This week we meet the very impressive Tom McClelland whose career journey has included being a coach, manager, gym owner and mentor across the world.
With over 20 years in the fitness industry, we love his refreshing view on what fitness can do for us and his approach - showing his clients how to be the strongest human they have ever been, mentally and physically.
How did you get into coaching?
The short version is, I was young and always in the gym, so it seemed like a fun way to make money. The longer version is, I think I always knew that I wanted to follow a career that involved helping people. As soon as I saw my first few clients changing their lives for the better, I knew I had found my calling.
How did you choose your area of expertise?
It was always boxing, because that’s the sport I grew up with; and eventually started coaching. But as I developed as a trainer and owned my own boxing gym in the U.S, I studied athlete performance and strength & conditioning, which allowed me to develop into a much more well rounded coach. Now, my main coaching style is Strength and Conditioning and Functional Training, but boxing still features heavily too.
Have you been inspired by anyone in the industry in particular?
My biggest inspiration actually came from a client by the name of Brett Kilroe. I was working at a gym in New York City. At 41 Brett joined the gym for the first time in his life a few months after he was diagnosed with stage IV colon cancer. He joined simply because he wanted to do something that made himself feel better. Nothing aesthetic, just mindset. Brett sadly passed away back in 2016 at the age of 45, he trained with me for 3 years and It was my time with him as my client and friend, that taught me the most about my training ethos today; and what I ultimately wanted to achieve in the fitness industry. I faced my own battle with cancer in 2018 which threw my life off track, being a part of his journey and knowing how he handled it, was what got me through mine.
Do you train at home? what’s your routine?
I do, I have my amazing Technogym Bench which is extremely versatile with dumbbells, bands and weighted knuckles. I also have a pair of heavy dumbbells and a kettlebell. I’ve always said that if you can get a couple of heavy dumbbells (relative to you of course), then that is the best investment you’ll make so you never miss a workout, they will give you endless options. I usually do a 10-20 minute amrap or emom of 3-5 exercises and then call it a day, it’s more than enough!
What are the hallmarks of your coaching?
At the moment I am primarily online coaching, but I am a talent trainer for Technogym and my sessions feature on their newly released app!
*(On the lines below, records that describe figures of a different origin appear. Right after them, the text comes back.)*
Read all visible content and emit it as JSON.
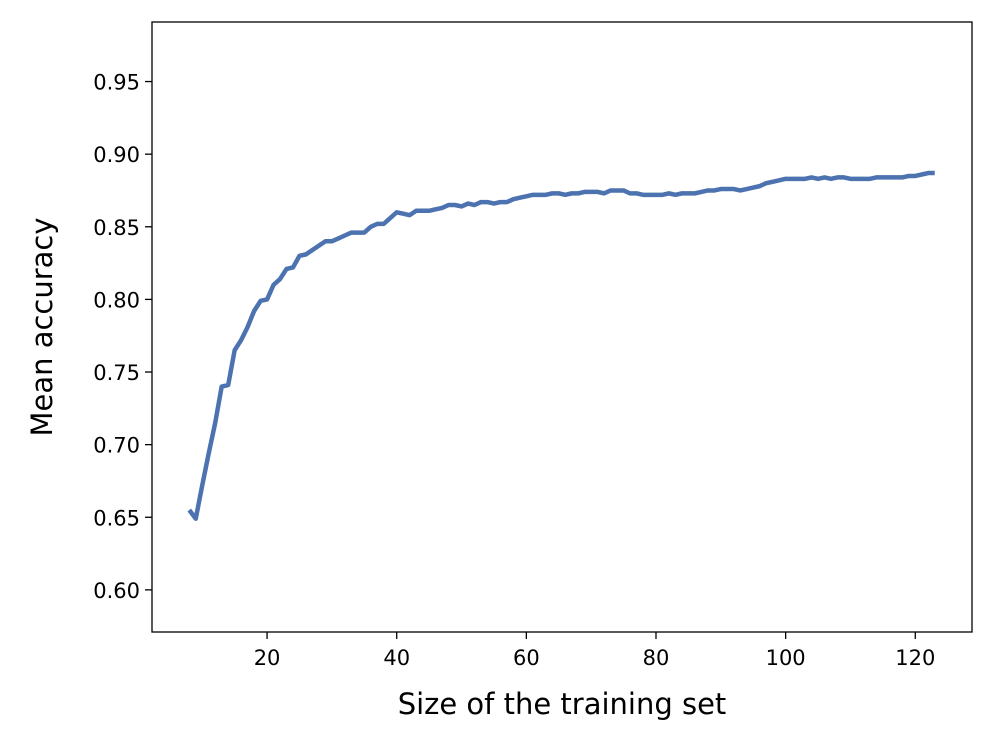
{
  "chart_data": {
    "type": "line",
    "xlabel": "Size of the training set",
    "ylabel": "Mean accuracy",
    "x": [
      8,
      9,
      10,
      11,
      12,
      13,
      14,
      15,
      16,
      17,
      18,
      19,
      20,
      21,
      22,
      23,
      24,
      25,
      26,
      27,
      28,
      29,
      30,
      31,
      32,
      33,
      34,
      35,
      36,
      37,
      38,
      39,
      40,
      41,
      42,
      43,
      44,
      45,
      46,
      47,
      48,
      49,
      50,
      51,
      52,
      53,
      54,
      55,
      56,
      57,
      58,
      59,
      60,
      61,
      62,
      63,
      64,
      65,
      66,
      67,
      68,
      69,
      70,
      71,
      72,
      73,
      74,
      75,
      76,
      77,
      78,
      79,
      80,
      81,
      82,
      83,
      84,
      85,
      86,
      87,
      88,
      89,
      90,
      91,
      92,
      93,
      94,
      95,
      96,
      97,
      98,
      99,
      100,
      101,
      102,
      103,
      104,
      105,
      106,
      107,
      108,
      109,
      110,
      111,
      112,
      113,
      114,
      115,
      116,
      117,
      118,
      119,
      120,
      121,
      122,
      123
    ],
    "series": [
      {
        "color": "#4c72b0",
        "values": [
          0.655,
          0.649,
          0.672,
          0.694,
          0.715,
          0.74,
          0.741,
          0.765,
          0.772,
          0.781,
          0.792,
          0.799,
          0.8,
          0.81,
          0.814,
          0.821,
          0.822,
          0.83,
          0.831,
          0.834,
          0.837,
          0.84,
          0.84,
          0.842,
          0.844,
          0.846,
          0.846,
          0.846,
          0.85,
          0.852,
          0.852,
          0.856,
          0.86,
          0.859,
          0.858,
          0.861,
          0.861,
          0.861,
          0.862,
          0.863,
          0.865,
          0.865,
          0.864,
          0.866,
          0.865,
          0.867,
          0.867,
          0.866,
          0.867,
          0.867,
          0.869,
          0.87,
          0.871,
          0.872,
          0.872,
          0.872,
          0.873,
          0.873,
          0.872,
          0.873,
          0.873,
          0.874,
          0.874,
          0.874,
          0.873,
          0.875,
          0.875,
          0.875,
          0.873,
          0.873,
          0.872,
          0.872,
          0.872,
          0.872,
          0.873,
          0.872,
          0.873,
          0.873,
          0.873,
          0.874,
          0.875,
          0.875,
          0.876,
          0.876,
          0.876,
          0.875,
          0.876,
          0.877,
          0.878,
          0.88,
          0.881,
          0.882,
          0.883,
          0.883,
          0.883,
          0.883,
          0.884,
          0.883,
          0.884,
          0.883,
          0.884,
          0.884,
          0.883,
          0.883,
          0.883,
          0.883,
          0.884,
          0.884,
          0.884,
          0.884,
          0.884,
          0.885,
          0.885,
          0.886,
          0.887,
          0.887
        ]
      }
    ],
    "xlim": [
      2.25,
      128.75
    ],
    "xticks": [
      20,
      40,
      60,
      80,
      100,
      120
    ],
    "ylim": [
      0.571,
      0.991
    ],
    "yticks": [
      {
        "value": 0.6,
        "label": "0.60"
      },
      {
        "value": 0.65,
        "label": "0.65"
      },
      {
        "value": 0.7,
        "label": "0.70"
      },
      {
        "value": 0.75,
        "label": "0.75"
      },
      {
        "value": 0.8,
        "label": "0.80"
      },
      {
        "value": 0.85,
        "label": "0.85"
      },
      {
        "value": 0.9,
        "label": "0.90"
      },
      {
        "value": 0.95,
        "label": "0.95"
      }
    ],
    "grid": false
  }
}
My goal with my client’s is the same as mine, I want to train hard and do it for a long time. SO, all my classes are high energy with clear and comprehensive coaching, so you sweat, but also learn how to train correctly and avoid injury.
What is the one piece of advice you would offer to those taking your class for the first time?
Listen, don’t do anything that you feel uncomfortable or unsafe doing, take your time and have fun. Fun being the operative word.
What is the one mistake you see most often in your class?
If someone makes a mistake in class, it is either because they have been taught incorrectly in the past, or they don’t know what they are doing. So, I don’t really see it as a mistake, more an opportunity for me to coach them to do it correctly. Unless they are late all the time, that’s on them… haha
What should everyone do as part of their warm-up/class prep?
In my opinion, every good class should have a warm-up relevant to the type of training you are doing. If I am teaching a strength class with Deadlifts, then I always run through mobility and activation specific to deadlifts. If your class doesn’t run you through a warm-up sequence, then try squeeze in some light general movement pre-class that covers your full body. One thing that EVERYBODY should be doing if you spend a lot of time sitting down (or not), Is deep squat holds and thoracic mobility. Both, you should be able to perform with full range, without pain and feel comfortable doing. If not, address the issues with your coach!
Top Workout Tracks?
This is far too hard to answer. My playlists vary so much depending on the workout. From Grime to Old School Garage, to Metallica to Old School Hip Hop. If I really want to get a class pumped though, DMX - Where the Hood At, always seems to do the trick!
One tip for daily fitness you can do from anywhere?
Simple. WALK. As often and as much as you can. If you have the time to walk instead of drive/public transport, then walk. Getting your daily N.E.A.T up (worth a google if you’re not familiar), will make all the difference when it comes to fitness levels.
One lesson you have learnt in your fitness journey?
If you are only focused on an aesthetic goal from training, like a six pack, the feeling you get when you reach that goal will be short lived; and more often than not, the process to get there will leave you feeling pretty miserable. Exercise for your mental health and because it feels good; find movement you enjoy, everything else that comes your way will be a healthy by-product of the journey overall.